Фронт быстро прошел через деревню, и теперь орудийная канонада доносилась уже с запада, и учитель сказал, что можно делить помещичью землю; а потом по деревне разнеслась весть, что помещик преклонил колени перед нищим из приходской богадельни, и все этому подивились, а многие жалели помещика, семья которого успела бежать, а сам он не успел.

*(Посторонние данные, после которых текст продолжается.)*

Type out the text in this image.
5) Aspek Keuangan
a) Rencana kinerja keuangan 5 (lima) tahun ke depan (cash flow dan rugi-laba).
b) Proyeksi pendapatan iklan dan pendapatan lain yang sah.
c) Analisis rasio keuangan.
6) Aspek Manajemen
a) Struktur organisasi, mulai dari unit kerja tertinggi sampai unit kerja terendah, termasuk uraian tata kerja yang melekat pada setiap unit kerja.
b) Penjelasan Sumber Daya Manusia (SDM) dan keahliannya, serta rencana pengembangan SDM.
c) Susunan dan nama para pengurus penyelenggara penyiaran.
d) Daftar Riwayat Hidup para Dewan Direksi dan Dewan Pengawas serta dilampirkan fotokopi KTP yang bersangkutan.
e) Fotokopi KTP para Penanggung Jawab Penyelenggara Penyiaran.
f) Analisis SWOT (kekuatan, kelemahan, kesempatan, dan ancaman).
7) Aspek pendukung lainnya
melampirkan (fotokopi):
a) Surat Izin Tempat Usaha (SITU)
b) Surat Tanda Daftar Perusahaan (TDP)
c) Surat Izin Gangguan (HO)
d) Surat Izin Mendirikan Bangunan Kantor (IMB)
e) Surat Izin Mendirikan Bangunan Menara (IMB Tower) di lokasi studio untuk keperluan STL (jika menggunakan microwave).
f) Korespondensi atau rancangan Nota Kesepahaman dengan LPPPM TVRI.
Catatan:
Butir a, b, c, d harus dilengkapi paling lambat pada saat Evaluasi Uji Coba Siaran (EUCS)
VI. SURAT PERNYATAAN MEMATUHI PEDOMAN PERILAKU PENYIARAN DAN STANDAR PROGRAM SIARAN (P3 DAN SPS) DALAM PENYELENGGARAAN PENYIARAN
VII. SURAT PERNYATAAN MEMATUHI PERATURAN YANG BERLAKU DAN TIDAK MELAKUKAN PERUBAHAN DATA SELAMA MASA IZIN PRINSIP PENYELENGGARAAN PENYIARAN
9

Сначала к железным воротам обширного парка, в котором стоял барский дом, подошло четверо или пятеро батраков. Долго стояли они у ворот в молчании, потому что не знали, что сказать, да и о чем было вести разговоры, рассуждать — следовало просто толкнуть приоткрытую решетчатую створку и войти. Следовало произвести эту несложную манипуляцию, которая была под силу даже порыву ветра — если бы тогда дул ветер, — потому что ворота были приоткрыты, а стершееся и смазанное колесико у нижнего края створки свободно передвигалось по выгнутой полоске железа; и если ворота не были заперты на ключ, даже ветер мог их отворить.
Но батракам это, по-видимому, было нелегко, поскольку они продолжали стоять у ворот, железные прутья которых были причудливо переплетены, и молчали, стыдились друг друга — того, что не решаются отворить их.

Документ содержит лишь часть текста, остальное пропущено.